Kitabın beni çok etkilediğini belirterek yorumuma başlamak isterim. Konusundan da anlaşıldığı hatta kitabın isminden de anlaşıldığı üzere Sabine iki hayat arasında gidip geliyor ve biz bunları Sabine'ın ağzıyla okuyoruz.
Sabine'ın asla yapmayacağını düşündüğüm bir şey kitapta gerçekleşiyor ve hayatı altüst oluyor.
Acaba oluyor mu?
Bunu soruyorum çünkü kitabı okuduğunuz ve bitirdiğiniz an bunu soruyorsunuz kendinize.

En sonu çok acıklıydı.
Önceden okuduğum bir kitaba çok benzettim sonunu, söylersem efsane spoiler vermiş olurum sizlere.
Sadece okumanızı tavsiye ediyorum.
Ağlamak istiyorsanız okuyun.
Duygusal kitaplara ihtiyacınız var ise okuyun.

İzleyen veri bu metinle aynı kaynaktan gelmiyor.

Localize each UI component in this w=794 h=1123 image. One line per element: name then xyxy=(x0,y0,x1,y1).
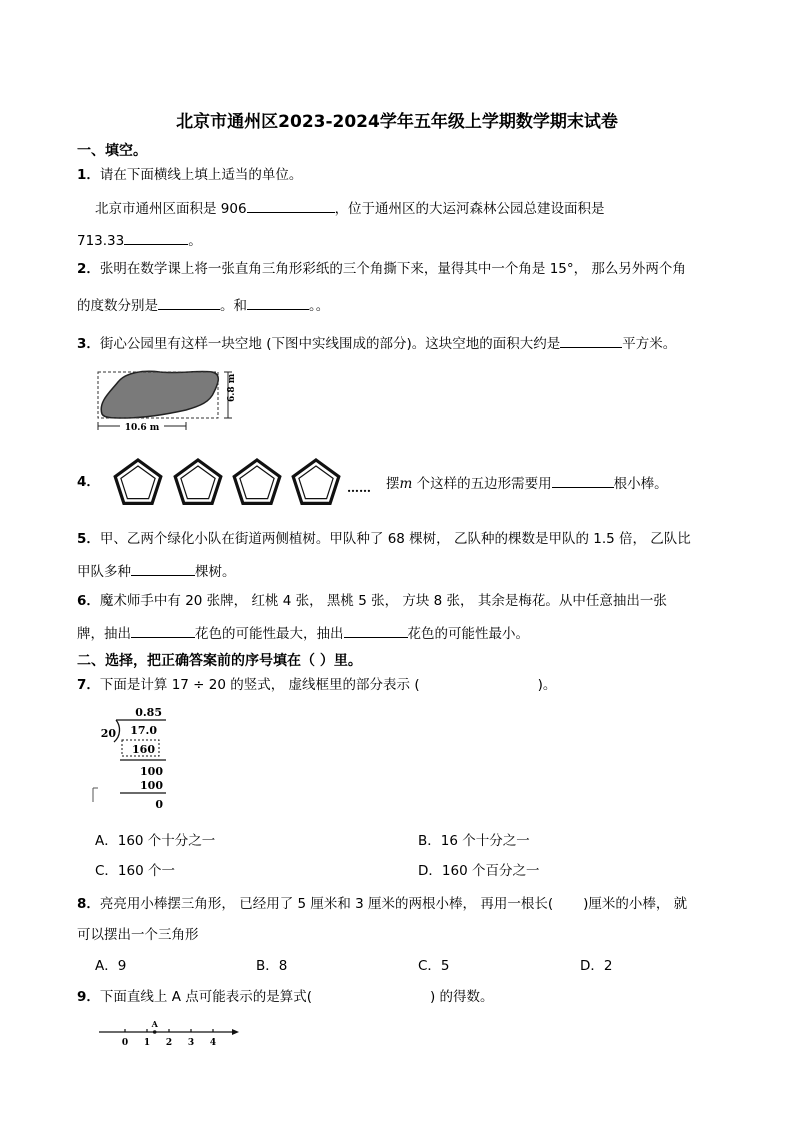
answer-blank[interactable] xyxy=(552,473,614,488)
text: 棵树。 xyxy=(195,564,236,580)
width-label: 10.6 m xyxy=(124,423,160,433)
text: 。和 xyxy=(220,298,247,314)
number-line-tick-label: 0 xyxy=(121,1038,129,1048)
quotient: 0.85 xyxy=(135,706,162,719)
text: 张明在数学课上将一张直角三角形彩纸的三个角撕下来，量得其中一个角是 15°， 那么另外两个角 xyxy=(99,261,686,277)
text: 花色的可能性最小。 xyxy=(407,626,529,642)
answer-blank[interactable] xyxy=(247,295,309,310)
text: 下面直线上 A 点可能表示的是算式( xyxy=(99,989,312,1005)
question-number: 7． xyxy=(77,677,100,693)
number-line-tick-label: 2 xyxy=(165,1038,173,1048)
option-7-c[interactable]: C．160 个一 xyxy=(95,863,175,879)
long-division-figure xyxy=(90,702,175,818)
number-line-tick-label: 1 xyxy=(143,1038,151,1048)
dividend: 17.0 xyxy=(130,724,157,737)
section-1-heading: 一、填空。 xyxy=(77,143,147,159)
text: 街心公园里有这样一块空地 (下图中实线围成的部分)。这块空地的面积大约是 xyxy=(99,336,561,352)
option-7-b[interactable]: B．16 个十分之一 xyxy=(418,833,530,849)
number-line-tick-label: 3 xyxy=(187,1038,195,1048)
section-2-heading: 二、选择，把正确答案前的序号填在（ ）里。 xyxy=(77,653,362,669)
height-label: 6.8 m xyxy=(227,373,237,402)
pentagon-sticks-figure xyxy=(100,450,385,515)
answer-blank[interactable] xyxy=(344,623,408,638)
text: 牌，抽出 xyxy=(77,626,131,642)
question-number: 5． xyxy=(77,531,100,547)
text: 平方米。 xyxy=(622,336,677,352)
text: 甲队多种 xyxy=(77,564,131,580)
answer-blank[interactable] xyxy=(560,333,622,348)
question-number: 1． xyxy=(77,167,100,183)
option-8-a[interactable]: A．9 xyxy=(95,958,127,974)
number-line-tick-label: 4 xyxy=(209,1038,217,1048)
text: 。 xyxy=(188,233,202,249)
text: 的度数分别是 xyxy=(77,298,158,314)
question-stem: 请在下面横线上填上适当的单位。 xyxy=(99,167,303,183)
text: 花色的可能性最大，抽出 xyxy=(195,626,344,642)
text: 亮亮用小棒摆三角形， 已经用了 5 厘米和 3 厘米的两根小棒， 再用一根长( xyxy=(99,896,554,912)
number-line-figure xyxy=(95,1018,245,1052)
point-a-label: A xyxy=(151,1019,158,1029)
pentagon-2 xyxy=(175,460,221,503)
question-5-line-1 xyxy=(77,530,691,548)
question-2-line-2 xyxy=(77,295,329,315)
second-subtrahend: 100 xyxy=(140,779,163,792)
question-2-line-1 xyxy=(77,260,686,278)
plot-shape xyxy=(101,371,218,418)
question-1 xyxy=(77,166,302,184)
variable-m: m xyxy=(399,476,413,492)
point-a-marker xyxy=(153,1030,157,1034)
question-number: 9． xyxy=(77,989,100,1005)
pentagon-3 xyxy=(234,460,280,503)
question-1-line-2 xyxy=(77,230,202,250)
text: 713.33 xyxy=(77,233,125,249)
text: )。 xyxy=(537,677,557,693)
answer-blank[interactable] xyxy=(124,230,188,245)
text: 摆 xyxy=(386,476,400,492)
question-number: 2． xyxy=(77,261,100,277)
text: 根小棒。 xyxy=(613,476,668,492)
answer-blank[interactable] xyxy=(158,295,220,310)
pentagon-4 xyxy=(293,460,339,503)
question-4-number: 4． xyxy=(77,474,100,490)
question-7 xyxy=(77,676,556,694)
page-title: 北京市通州区2023-2024学年五年级上学期数学期末试卷 xyxy=(176,112,618,132)
irregular-plot-figure xyxy=(88,362,238,436)
remainder: 0 xyxy=(155,798,163,811)
text: ) 的得数。 xyxy=(430,989,494,1005)
question-5-line-2 xyxy=(77,561,236,581)
question-number: 3． xyxy=(77,336,100,352)
question-number: 6． xyxy=(77,593,100,609)
text: 下面是计算 17 ÷ 20 的竖式， 虚线框里的部分表示 ( xyxy=(99,677,420,693)
question-3 xyxy=(77,333,676,353)
continuation-dots: …… xyxy=(347,481,371,495)
text: 魔术师手中有 20 张牌， 红桃 4 张， 黑桃 5 张， 方块 8 张， 其余是梅花。从中任意抽出一张 xyxy=(99,593,667,609)
question-1-line-1 xyxy=(95,198,605,218)
text: ，位于通州区的大运河森林公园总建设面积是 xyxy=(334,201,605,217)
boxed-subtrahend: 160 xyxy=(132,743,155,756)
option-8-d[interactable]: D．2 xyxy=(580,958,613,974)
question-8-line-1 xyxy=(77,895,687,913)
arrow-head xyxy=(232,1029,239,1035)
text: 。。 xyxy=(309,298,330,314)
question-number: 8． xyxy=(77,896,100,912)
option-8-b[interactable]: B．8 xyxy=(256,958,288,974)
question-8-line-2: 可以摆出一个三角形 xyxy=(77,927,199,943)
option-7-d[interactable]: D．160 个百分之一 xyxy=(418,863,540,879)
text: )厘米的小棒， 就 xyxy=(583,896,688,912)
divisor: 20 xyxy=(100,727,116,740)
option-8-c[interactable]: C．5 xyxy=(418,958,450,974)
partial-remainder: 100 xyxy=(140,765,163,778)
question-9 xyxy=(77,988,494,1006)
answer-blank[interactable] xyxy=(131,561,195,576)
text: 个这样的五边形需要用 xyxy=(412,476,552,492)
answer-blank[interactable] xyxy=(131,623,195,638)
text: 甲、乙两个绿化小队在街道两侧植树。甲队种了 68 棵树， 乙队种的棵数是甲队的 1.5 倍， 乙队比 xyxy=(99,531,691,547)
answer-blank[interactable] xyxy=(247,198,335,213)
option-7-a[interactable]: A．160 个十分之一 xyxy=(95,833,216,849)
question-6-line-2 xyxy=(77,623,529,643)
question-6-line-1 xyxy=(77,592,667,610)
question-4-text xyxy=(386,473,668,493)
text: 北京市通州区面积是 906 xyxy=(95,201,247,217)
pentagon-1 xyxy=(115,460,161,503)
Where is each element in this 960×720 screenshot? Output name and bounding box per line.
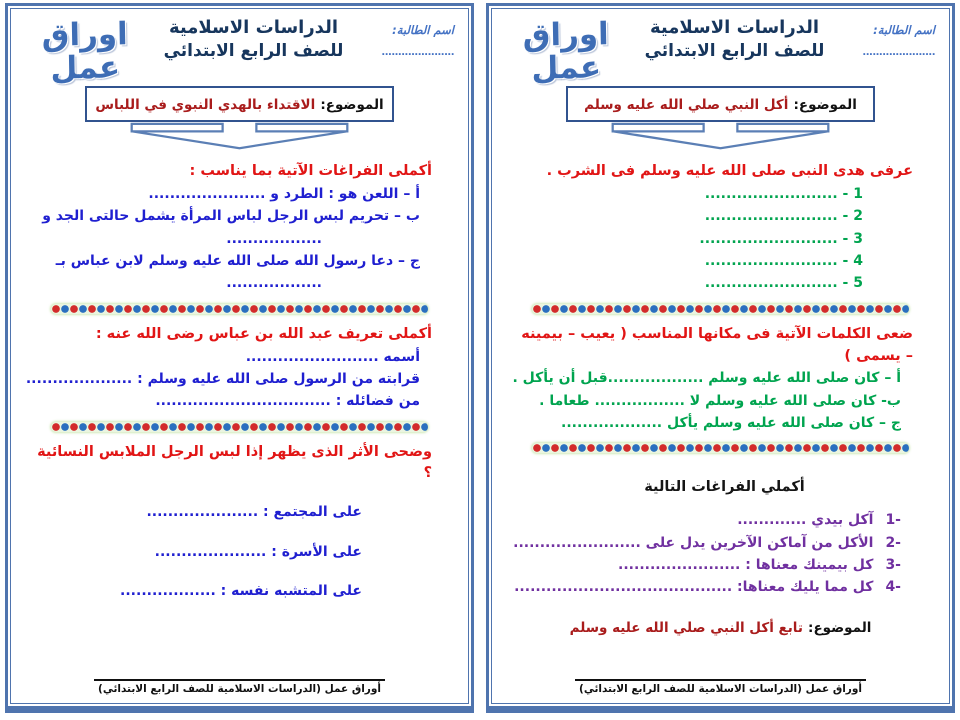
topic-box (85, 86, 394, 122)
worksheet-line (506, 554, 935, 576)
course-title-line1: الدراسات الاسلامية (649, 17, 820, 38)
section-word-placement (506, 324, 935, 435)
worksheet-page-right (486, 3, 955, 713)
worksheet-line: ب- كان صلى الله عليه وسلم لا ................. طعاما . (539, 392, 901, 409)
page-footer (25, 679, 454, 697)
page-footer (506, 679, 935, 697)
section-fill-blanks (25, 161, 454, 295)
list-number: 4- (885, 579, 901, 596)
student-name-label: اسم الطالبة: (873, 23, 935, 37)
section-heading: ضعى الكلمات الآتية فى مكانها المناسب ( يعيب – بيمينه – يسمى ) (521, 325, 913, 364)
worksheet-blank-line: .................. (226, 230, 322, 247)
worksheet-blank-line: 4 - ......................... (704, 253, 863, 270)
subtopic-title: تابع أكل النبي صلي الله عليه وسلم (569, 619, 803, 636)
topic-title: الاقتداء بالهدي النبوي في اللباس (95, 97, 316, 114)
dotted-divider (532, 443, 910, 453)
list-text: الأكل من آماكن الآخرين يدل على ........................ (513, 534, 874, 551)
student-name-label: اسم الطالبة: (392, 23, 454, 37)
worksheet-line: ج – كان صلى الله عليه وسلم يأكل ................... (561, 415, 901, 432)
worksheet-line: ب – تحريم لبس الرجل لباس المرأة يشمل حالتى الجد و (42, 208, 420, 225)
footer-text: أوراق عمل (الدراسات الاسلامية للصف الرابع الابتدائي) (579, 683, 862, 695)
worksheet-blank-line: 2 - ......................... (704, 208, 863, 225)
student-name-block (362, 17, 454, 58)
course-title (626, 17, 843, 61)
page-header (25, 16, 454, 87)
topic-label: الموضوع: (320, 97, 384, 114)
worksheet-line: قرابته من الرسول صلى الله عليه وسلم : .................... (25, 370, 420, 387)
course-title (145, 17, 362, 61)
list-number: 3- (885, 557, 901, 573)
subtopic-line (506, 617, 935, 636)
worksheet-line: ج – دعا رسول الله صلى الله عليه وسلم لابن عباس بـ (55, 253, 420, 270)
list-text: كل بيمينك معناها : ....................... (618, 557, 874, 573)
list-text: آكل بيدي ............. (737, 512, 874, 529)
student-name-block (843, 17, 935, 58)
course-title-line2: للصف الرابع الابتدائي (644, 41, 825, 61)
section-complete-blanks (506, 477, 935, 598)
dotted-divider (51, 422, 429, 432)
worksheet-line (506, 576, 935, 598)
worksheet-line: على المتشبه نفسه : .................. (120, 583, 362, 599)
dotted-divider (51, 304, 429, 314)
down-arrow-icon (122, 121, 357, 151)
worksheet-blank-line: .................. (226, 275, 322, 292)
worksheet-blank-line: 3 - .......................... (699, 230, 863, 247)
course-title-line2: للصف الرابع الابتدائي (163, 41, 344, 61)
worksheet-line: على المجتمع : ..................... (146, 504, 362, 521)
topic-title: أكل النبي صلي الله عليه وسلم (584, 97, 789, 114)
list-text: كل مما يليك معناها: ......................................... (514, 579, 874, 596)
section-heading: وضحى الأثر الذى يظهر إذا لبس الرجل الملابس النسائية ؟ (37, 443, 432, 482)
course-title-line1: الدراسات الاسلامية (168, 17, 339, 38)
brand-logo: اوراق عمل (41, 16, 129, 87)
footer-text: أوراق عمل (الدراسات الاسلامية للصف الرابع الابتدائي) (98, 683, 381, 695)
list-number: 1- (885, 512, 901, 529)
page-header (506, 16, 935, 87)
topic-block (25, 86, 454, 151)
student-name-blank: ...................... (862, 47, 935, 58)
worksheet-line: أ – اللعن هو : الطرد و ...................... (148, 185, 420, 202)
topic-box (566, 86, 875, 122)
subtopic-label: الموضوع: (808, 619, 872, 636)
worksheet-line: أسمه ......................... (245, 348, 420, 365)
section-definition (25, 324, 454, 413)
dotted-divider (532, 304, 910, 314)
worksheet-line (506, 532, 935, 554)
section-heading: عرفى هدى النبى صلى الله عليه وسلم فى الشرب . (546, 163, 913, 180)
worksheet-page-left (5, 3, 474, 713)
brand-logo: اوراق عمل (522, 16, 610, 87)
worksheet-line (506, 509, 935, 531)
worksheet-line: على الأسرة : ..................... (154, 543, 362, 560)
section-heading: أكملى الفراغات الآتية بما يناسب : (189, 163, 432, 180)
student-name-blank: ...................... (381, 47, 454, 58)
section-drinking-guidance (506, 161, 935, 295)
worksheet-blank-line: 1 - ......................... (704, 185, 863, 202)
worksheet-blank-line: 5 - ......................... (704, 275, 863, 292)
worksheet-line: من فضائله : ................................. (155, 393, 420, 410)
section-heading: أكملي الفراغات التالية (644, 479, 805, 496)
topic-block (506, 86, 935, 151)
section-explain-effect (25, 442, 454, 620)
down-arrow-icon (603, 121, 838, 151)
worksheet-line: أ – كان صلى الله عليه وسلم ..................قبل أن يأكل . (512, 370, 901, 387)
footer-rule (94, 679, 386, 681)
topic-label: الموضوع: (793, 97, 857, 114)
section-heading: أكملى تعريف عبد الله بن عباس رضى الله عنه : (95, 325, 432, 342)
list-number: 2- (885, 534, 901, 551)
footer-rule (575, 679, 867, 681)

"Ayrıca bazı şeyler o kadar gerçek ki onları iliklerine kadar hissedersin. Nereye gittiğinin bir önemi yoktur, seninle gelirler. Her yere."

Bana bu kitabın kattığı mesaj şuydu; etrafına bak.
Bu zor değil arkadaşlar.
Kendinize odaklıyken etrafınızda dönen şeyleri görmüyorsunuzdur ve elinizden o etrafınızda dönen şeyleri kaybedince, bir kabusa dönüşüyordur hayatınız.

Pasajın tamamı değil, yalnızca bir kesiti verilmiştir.